Electrical means like cardioversion and OP are used in our case to manage refractory VDs (Tdp and VT) before hypothyroidism is corrected. Medical chronotropic therapy like isoproterenol infusion can also be considered as increasing heart rate decreases QT interval [7]. These measures are bridging strategies to treat life-threatening VDs before adequate thyroid hormone replacement.

Finally, our case demonstrated a fine balance between the risk of aggressive thyroid hormone replacement and the urgency to terminate VDs especially Tdp and VT. There is no current consensus on the recommendations for thyroid hormone replacement in hypothyroid patients with VDs. The replacement regime is extrapolated from that recommended in myxoedema coma, another manifestation of severe hypothyroidism.

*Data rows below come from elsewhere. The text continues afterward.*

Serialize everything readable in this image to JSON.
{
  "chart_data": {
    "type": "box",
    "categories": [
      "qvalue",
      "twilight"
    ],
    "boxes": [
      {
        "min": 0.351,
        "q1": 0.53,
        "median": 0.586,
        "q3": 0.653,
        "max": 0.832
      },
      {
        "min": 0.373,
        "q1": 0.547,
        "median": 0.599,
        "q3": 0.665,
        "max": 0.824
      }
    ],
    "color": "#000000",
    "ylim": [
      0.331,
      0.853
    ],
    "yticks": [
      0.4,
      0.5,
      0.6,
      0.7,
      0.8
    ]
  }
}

Replacement of thyroid hormone can be started with IV thyroxine at a loading dose of 300 to 500 mg followed by 1.6 mg/kg/day in myxoedema coma [8]. Triiodothyronine replacement is recommended after thyroxine replacement fails and can be started at a dose of 10 to 25 mg followed by 2.5 to 10 mg every 8 h [8]. However, there is higher mortality risk when thyroxine doses exceed 500 mg or triiodothyronine doses exceed 75 mg daily [8]. Excessive thyroid hormones are associated with adverse cardiovascular effects such as increased risks of supraventricular arrhythmia like atrial fibrillation and may precipitate heart failure, embolic stroke, or death [9]. However, Tdp, if left unchecked, can also deteriorate into ventricular fibrillation and lead to death [10]. Hence, thyroxine replacement should be carefully monitored and administered in patients with hypothyroidism and VDs. Triiodothyronine administration can be considered early if VDs are refractory to both pharmacological and electrical means. This often requires multi-disciplinary management involving the EP, intensivist, cardiologist, and endocrinologist.